"Noches Blancas" es apenas un relato, casi un suspiro, y sin embargo es capaz de condensar la ternura, la desesperación y la ridiculez de todo un ser humano que sueña demasiado. Dostoyevski no necesita grandes escenarios ni intrigas, porque aquí el verdadero escenario es el alma de un soñador, vulnerable y desarmado, que cree haber encontrado en una noche aquello que podría justificar una vida entera.
El narrador es ingenuo hasta lo patético, y en esa ingenuidad se esconde la primera crítica: la incapacidad de aceptar la vida tal cual es, la necesidad de adornarla con fantasías para poder soportarla. Y, sin embargo, esa fragilidad se convierte en una fuerza literaria arrolladora. Su voz, tan transparente, tan carente de defensas, nos incomoda porque nos refleja. Todos hemos habitado esa ilusión momentánea que se deshace con el amanecer, y todos hemos sentido cómo el recuerdo de ese instante pesa más que años enteros de existencia.
Sí, hay repeticiones, desvíos, frases que parecen estirar la confesión más allá de lo necesario.
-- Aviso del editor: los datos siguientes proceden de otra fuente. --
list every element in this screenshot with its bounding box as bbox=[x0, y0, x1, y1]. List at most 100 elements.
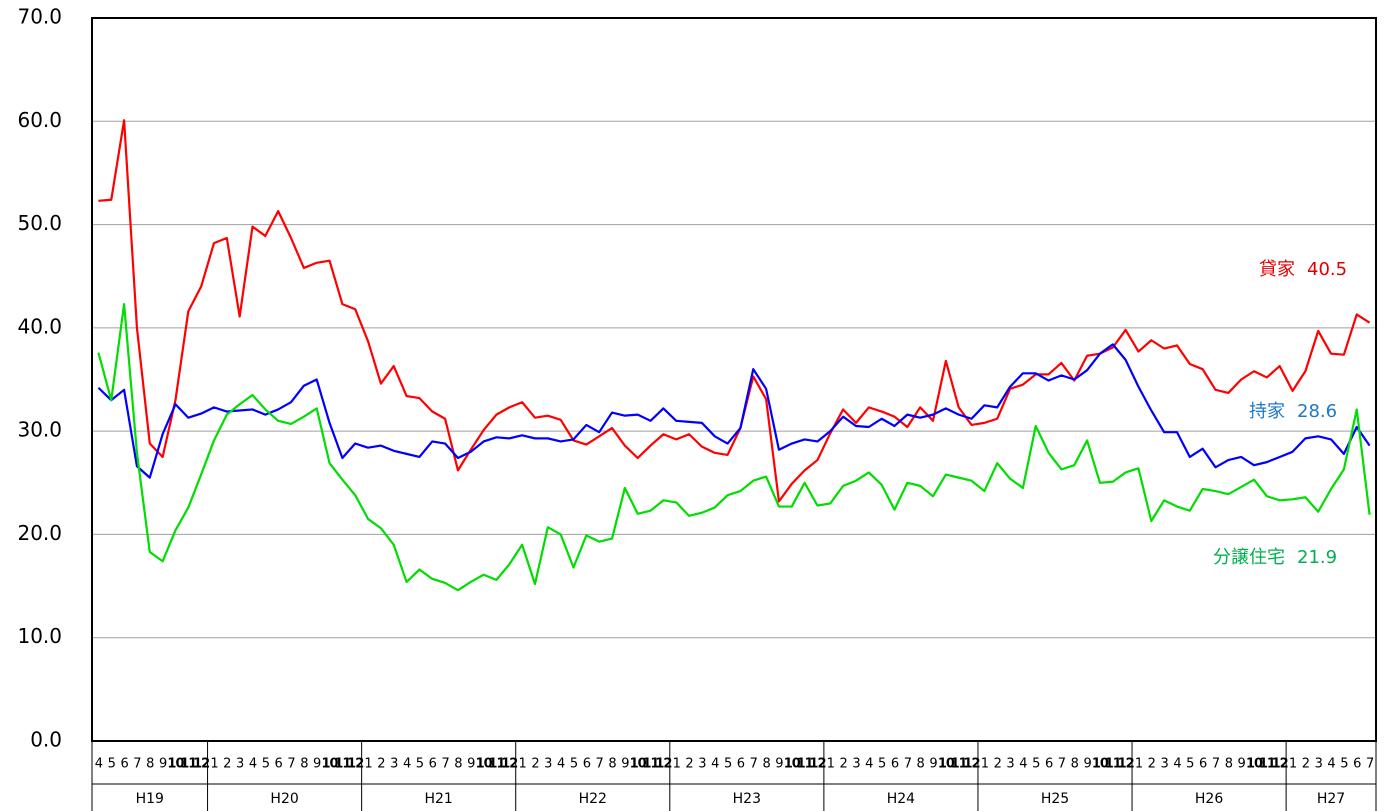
x-tick-label: 3 bbox=[236, 757, 244, 772]
x-tick-label: 4 bbox=[403, 757, 411, 772]
end-value-label: 21.9 bbox=[1297, 547, 1337, 568]
x-tick-label: 4 bbox=[865, 757, 873, 772]
x-tick-label: 12 bbox=[655, 757, 671, 772]
x-tick-label: 8 bbox=[608, 757, 616, 772]
x-tick-label: 10 bbox=[1246, 757, 1263, 772]
y-tick-label: 40.0 bbox=[17, 314, 62, 338]
x-tick-label: 6 bbox=[1199, 757, 1207, 772]
group-label: H24 bbox=[887, 791, 915, 807]
x-tick-label: 4 bbox=[1173, 757, 1181, 772]
x-tick-label: 5 bbox=[1032, 757, 1040, 772]
x-tick-label: 1 bbox=[1289, 757, 1297, 772]
x-tick-label: 9 bbox=[159, 757, 167, 772]
series-line bbox=[98, 119, 1371, 503]
x-tick-label: 7 bbox=[287, 757, 295, 772]
x-tick-label: 2 bbox=[531, 757, 538, 772]
x-tick-label: 6 bbox=[891, 757, 899, 772]
series-label: 分譲住宅 bbox=[1213, 547, 1285, 568]
x-tick-label: 4 bbox=[1019, 757, 1027, 772]
x-tick-label: 3 bbox=[1315, 757, 1323, 772]
x-tick-label: 5 bbox=[416, 757, 424, 772]
x-tick-label: 8 bbox=[1225, 757, 1233, 772]
x-tick-label: 6 bbox=[583, 757, 591, 772]
series-line bbox=[97, 343, 1371, 479]
group-label: H25 bbox=[1041, 791, 1069, 807]
x-tick-label: 7 bbox=[904, 757, 912, 772]
y-tick-label: 60.0 bbox=[17, 108, 62, 132]
x-tick-label: 8 bbox=[917, 757, 925, 772]
x-tick-label: 1 bbox=[1135, 757, 1143, 772]
x-tick-label: 8 bbox=[454, 757, 462, 772]
y-tick-label: 0.0 bbox=[30, 728, 62, 752]
x-tick-label: 12 bbox=[347, 757, 363, 772]
x-tick-label: 6 bbox=[1045, 757, 1053, 772]
series-label: 持家 bbox=[1249, 401, 1285, 422]
x-tick-label: 10 bbox=[938, 757, 955, 772]
x-tick-label: 11 bbox=[1105, 757, 1122, 772]
x-tick-label: 11 bbox=[488, 757, 505, 772]
x-tick-label: 4 bbox=[1327, 757, 1335, 772]
x-tick-label: 1 bbox=[827, 757, 835, 772]
x-tick-label: 12 bbox=[963, 757, 979, 772]
x-tick-label: 12 bbox=[1118, 757, 1134, 772]
x-tick-label: 9 bbox=[621, 757, 629, 772]
x-tick-label: 1 bbox=[673, 757, 681, 772]
group-label: H19 bbox=[136, 791, 164, 807]
x-tick-label: 8 bbox=[146, 757, 154, 772]
group-label: H23 bbox=[733, 791, 761, 807]
x-tick-label: 5 bbox=[1340, 757, 1348, 772]
x-tick-label: 1 bbox=[210, 757, 218, 772]
y-tick-label: 50.0 bbox=[17, 211, 62, 235]
x-tick-label: 10 bbox=[1092, 757, 1109, 772]
series-line bbox=[97, 303, 1371, 592]
x-tick-label: 5 bbox=[878, 757, 886, 772]
x-tick-label: 5 bbox=[108, 757, 116, 772]
x-tick-label: 4 bbox=[557, 757, 565, 772]
x-tick-label: 10 bbox=[321, 757, 338, 772]
x-tick-label: 5 bbox=[570, 757, 578, 772]
group-label: H22 bbox=[579, 791, 607, 807]
plot-frame bbox=[91, 17, 1377, 742]
x-tick-label: 3 bbox=[852, 757, 860, 772]
x-tick-label: 3 bbox=[390, 757, 398, 772]
group-label: H20 bbox=[270, 791, 298, 807]
x-tick-label: 11 bbox=[797, 757, 814, 772]
x-tick-label: 10 bbox=[630, 757, 647, 772]
x-tick-label: 4 bbox=[711, 757, 719, 772]
x-tick-label: 11 bbox=[334, 757, 351, 772]
x-tick-label: 11 bbox=[951, 757, 968, 772]
x-tick-label: 10 bbox=[476, 757, 493, 772]
x-tick-label: 2 bbox=[839, 757, 846, 772]
x-tick-label: 6 bbox=[1353, 757, 1361, 772]
x-tick-label: 12 bbox=[193, 757, 209, 772]
x-tick-label: 12 bbox=[501, 757, 517, 772]
x-tick-label: 7 bbox=[133, 757, 141, 772]
group-label: H21 bbox=[425, 791, 453, 807]
x-tick-label: 7 bbox=[1366, 757, 1374, 772]
x-tick-label: 8 bbox=[300, 757, 308, 772]
x-tick-label: 11 bbox=[1259, 757, 1276, 772]
y-tick-label: 10.0 bbox=[17, 624, 62, 648]
x-tick-label: 3 bbox=[1006, 757, 1014, 772]
x-tick-label: 4 bbox=[95, 757, 103, 772]
x-tick-label: 9 bbox=[775, 757, 783, 772]
x-tick-label: 2 bbox=[685, 757, 692, 772]
x-tick-label: 3 bbox=[698, 757, 706, 772]
x-tick-label: 10 bbox=[784, 757, 801, 772]
x-tick-label: 12 bbox=[809, 757, 825, 772]
y-tick-label: 20.0 bbox=[17, 521, 62, 545]
x-tick-label: 9 bbox=[1083, 757, 1091, 772]
x-tick-label: 6 bbox=[737, 757, 745, 772]
x-tick-label: 1 bbox=[518, 757, 526, 772]
x-tick-label: 7 bbox=[441, 757, 449, 772]
end-value-label: 40.5 bbox=[1307, 259, 1347, 280]
x-tick-label: 9 bbox=[929, 757, 937, 772]
x-tick-label: 8 bbox=[762, 757, 770, 772]
x-tick-label: 1 bbox=[981, 757, 989, 772]
series-label: 貸家 bbox=[1259, 259, 1295, 280]
x-tick-label: 7 bbox=[596, 757, 604, 772]
x-tick-label: 3 bbox=[544, 757, 552, 772]
x-tick-label: 1 bbox=[364, 757, 372, 772]
x-tick-label: 6 bbox=[429, 757, 437, 772]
Pero esas imperfecciones no debilitan el texto: son parte de su naturaleza. El narrador prolonga su relato como quien alarga un sueño para no despertar, y en ese gesto radica la verdad de la obra. Dostoyevski convierte esa voz torpe en un espejo incómodo de nuestra propia necesidad de creer en lo imposible.
Lo verdaderamente devastador es que el lector sabe, desde el principio, que no hay esperanza. El desenlace se intuye, inevitable y cruel, pero seguimos leyendo como si quisiéramos proteger al soñador, como si su ilusión pudiera sobrevivir si la acompañamos. Cuando la realidad se impone, no sorprende: duele precisamente porque sabíamos que no podía ser de otra manera.
"Noches Blancas" no es un relato sobre el amor, sino sobre la fugacidad de la felicidad y la condena de haberla sentido alguna vez. Un texto breve, sí, pero que captura lo más difícil: esa mezcla de vergüenza y nostalgia que sentimos cuando recordamos la intensidad de un sueño perdido. Dostoyevski lo escribió como una miniatura, pero el eco que deja es el de una novela entera.
“Mi noche ha pasado como un minuto de felicidad; ¡y toda una vida no basta para pagarla!”
-Narrador
P.D: Casi na de diferencia con Tolstói eh, casi na.